2. **Sensitive to outliers** — A single extreme data point can dramatically inflate or deflate r.
3. **No causation** — Correlation does not imply causation.
4. **Normality assumption** — Strictly requires bivariate normality for inference (significance testing).
Frequently Asked Questions
What does a Pearson r of 0 mean?
r = 0 means no linear relationship between x and y. However, there could still be a non-linear relationship — for example, a perfect parabola (y = x²) has r = 0 because the positive and negative sides cancel out. Always look at a scatter plot alongside the correlation coefficient.
What is the difference between correlation and causation?
Correlation measures the statistical association between two variables, but does not prove that one causes the other. Both could be caused by a third variable (confounding), or the relationship could be coincidental. Pearson r only detects linear association.
How do I know if a correlation is statistically significant?
A t-test is used: t = r√(n−2) / √(1−r²).
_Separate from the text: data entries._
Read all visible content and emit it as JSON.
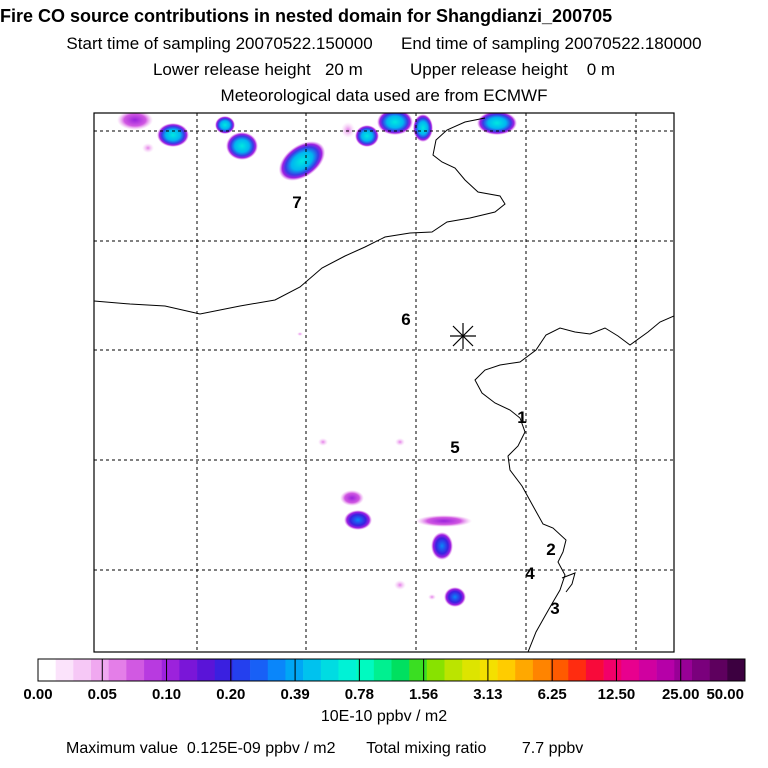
{
  "header": {
    "title": "Fire CO source contributions in nested domain for Shangdianzi_200705",
    "start_label": "Start time of sampling",
    "start_value": "20070522.150000",
    "end_label": "End time of sampling",
    "end_value": "20070522.180000",
    "lower_label": "Lower release height",
    "lower_value": "20 m",
    "upper_label": "Upper release height",
    "upper_value": "0 m",
    "met": "Meteorological data used are from ECMWF"
  },
  "chart_data": {
    "type": "heatmap",
    "title": "Fire CO source contributions in nested domain for Shangdianzi_200705",
    "grid": true,
    "region_labels": [
      "7",
      "6",
      "5",
      "1",
      "2",
      "4",
      "3"
    ],
    "receptor_marker": "asterisk",
    "colorbar": {
      "tick_labels": [
        "0.00",
        "0.05",
        "0.10",
        "0.20",
        "0.39",
        "0.78",
        "1.56",
        "3.13",
        "6.25",
        "12.50",
        "25.00",
        "50.00"
      ],
      "colors": [
        "#ffffff",
        "#fbe3fb",
        "#f6c8f6",
        "#f0a8f0",
        "#e47ee8",
        "#d159e2",
        "#b83ae0",
        "#9c22dc",
        "#7a16d8",
        "#5a14d8",
        "#3a20e0",
        "#2440ee",
        "#1860f6",
        "#0a86fa",
        "#00a6f5",
        "#00c2ee",
        "#00dce2",
        "#00f2d6",
        "#00fac0",
        "#00f090",
        "#00e060",
        "#3ade22",
        "#88e200",
        "#bbe400",
        "#dde400",
        "#f4e000",
        "#ffcc00",
        "#ffa800",
        "#ff8400",
        "#ff5a00",
        "#ff2c10",
        "#f80a3a",
        "#f2006a",
        "#e8008e",
        "#d000a0",
        "#b600a8",
        "#980096",
        "#7a007c",
        "#5e005e",
        "#3c0040"
      ],
      "unit": "10E-10 ppbv / m2"
    }
  },
  "footer": {
    "max_label": "Maximum value",
    "max_value": "0.125E-09 ppbv / m2",
    "total_label": "Total mixing ratio",
    "total_value": "7.7 ppbv"
  }
}
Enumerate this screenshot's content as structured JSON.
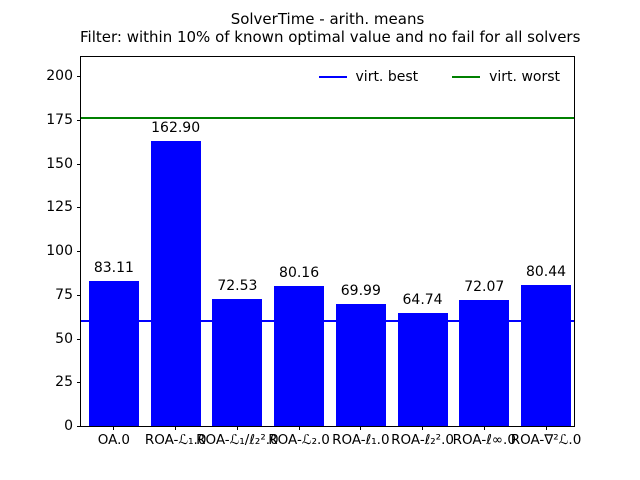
{
  "chart_data": {
    "type": "bar",
    "title": "SolverTime - arith. means",
    "subtitle": "Filter: within 10% of known optimal value and no fail for all solvers",
    "categories": [
      "OA.0",
      "ROA-ℒ₁.0",
      "ROA-ℒ₁/ℓ₂².0",
      "ROA-ℒ₂.0",
      "ROA-ℓ₁.0",
      "ROA-ℓ₂².0",
      "ROA-ℓ∞.0",
      "ROA-∇²ℒ.0"
    ],
    "values": [
      83.11,
      162.9,
      72.53,
      80.16,
      69.99,
      64.74,
      72.07,
      80.44
    ],
    "bar_color": "#0000ff",
    "value_label_decimals": 2,
    "xlabel": "",
    "ylabel": "",
    "ylim": [
      0,
      211
    ],
    "yticks": [
      0,
      25,
      50,
      75,
      100,
      125,
      150,
      175,
      200
    ],
    "grid": false,
    "legend_position": "upper right, inside plot, 2 columns, no frame",
    "legend": [
      {
        "label": "virt. best",
        "color": "#0000ff",
        "y": 60.0
      },
      {
        "label": "virt. worst",
        "color": "#008000",
        "y": 176.2
      }
    ],
    "axis_color": "#000000",
    "background_color": "#ffffff"
  }
}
The resulting p-value tells you the probability of observing this correlation by random chance if the true correlation is zero. If p < 0.05, the correlation is statistically significant at the 5% level.
What is the difference between Pearson and Spearman correlation?
Pearson measures linear correlation using raw values. Spearman measures monotonic correlation using ranks — it is less sensitive to outliers and can detect non-linear but monotonically increasing or decreasing relationships. Use Spearman when data is not normally distributed or has outliers.
What does r² mean?
r² (the square of Pearson r) is the coefficient of determination. It indicates the proportion of variance in y that is shared with x. For example, r = 0.8 gives r² = 0.64, meaning 64% of the variance in y is explained by x.
Can correlation be used with non-numeric data?
Pearson correlation requires numeric, approximately normally distributed data. For ordinal data (rankings), use Spearman correlation. For nominally coded categorical data, use point-biserial (binary) or Cramer's V (multi-category) correlations instead.